Feststellung: Ich habe keinen glaubwürdigen, zitierbaren Primärbericht gefunden, der belegt, dass Nägel in Holzwänden durch HF‑Felder (z. B. 20 MHz) tatsächlich rot/weiß glühten.
Was belegt ist: In Senderanlagen wurden beobachtet: handgehaltene Leuchtstoffröhren, die ohne Netzanschluss leuchten; schmerzhafte HF‑Verbrennungen; sowie Korona‑ und Lichtbogenerscheinungen an metallischen Spitzen. Diese Effekte sind technisch gut dokumentiert und plausibel.
Physikalische Schlussfolgerung: Thermisches Glühen eines kräftigen Nagels erfordert Dutzende Watt, die unter realistischen Kopplungsbedingungen nicht in ein einzelnes Stück Metall in einer Holzwand eingekoppelt werden. Korona/Funken erklären dagegen leicht die volkstümlichen Geschichten.

Die Behauptung kurz in Worten

In Jakobs Geschichte heißt es ab Seite 4 sinngemäß: Bei 20 Millionen Schwingungen pro Sekunde (Sendefrequenz 20 MHz) begannen Nägel in der Holzkonstruktion der Senderbaracke zu glühen.
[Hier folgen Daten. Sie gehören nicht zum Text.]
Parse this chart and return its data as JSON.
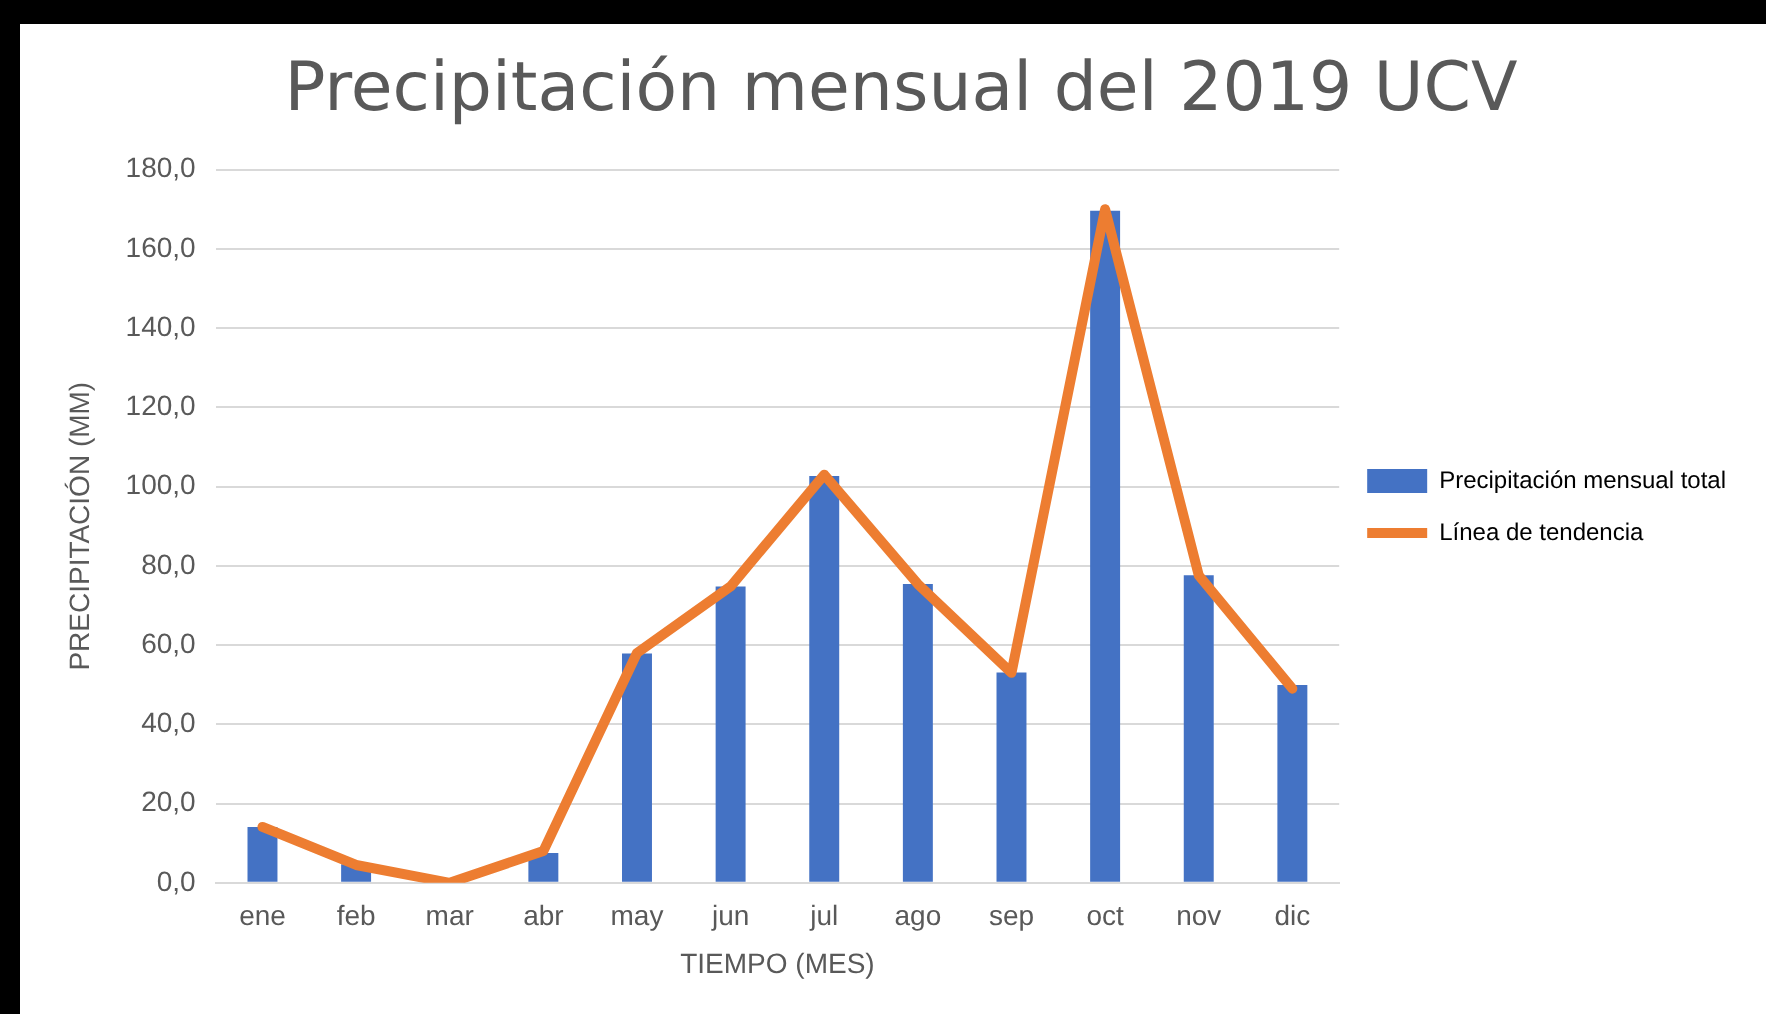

Das klingt dramatisch — aber physikalisch werden zwei unterschiedliche Mechanismen vermischt:

1. Magnetische Ummagnetisierung (die Jakob behauptet) — das ist bei HF nicht der Grund.
2. Erwärmung durch induzierte Ströme / Funken / Korona — das ist der relevante Mechanismus, aber in der Praxis reicht dies nicht, um kräftige Nägel zum Glühen zu bringen.

Herleitung: wieviel Energie wird tatsächlich benötigt?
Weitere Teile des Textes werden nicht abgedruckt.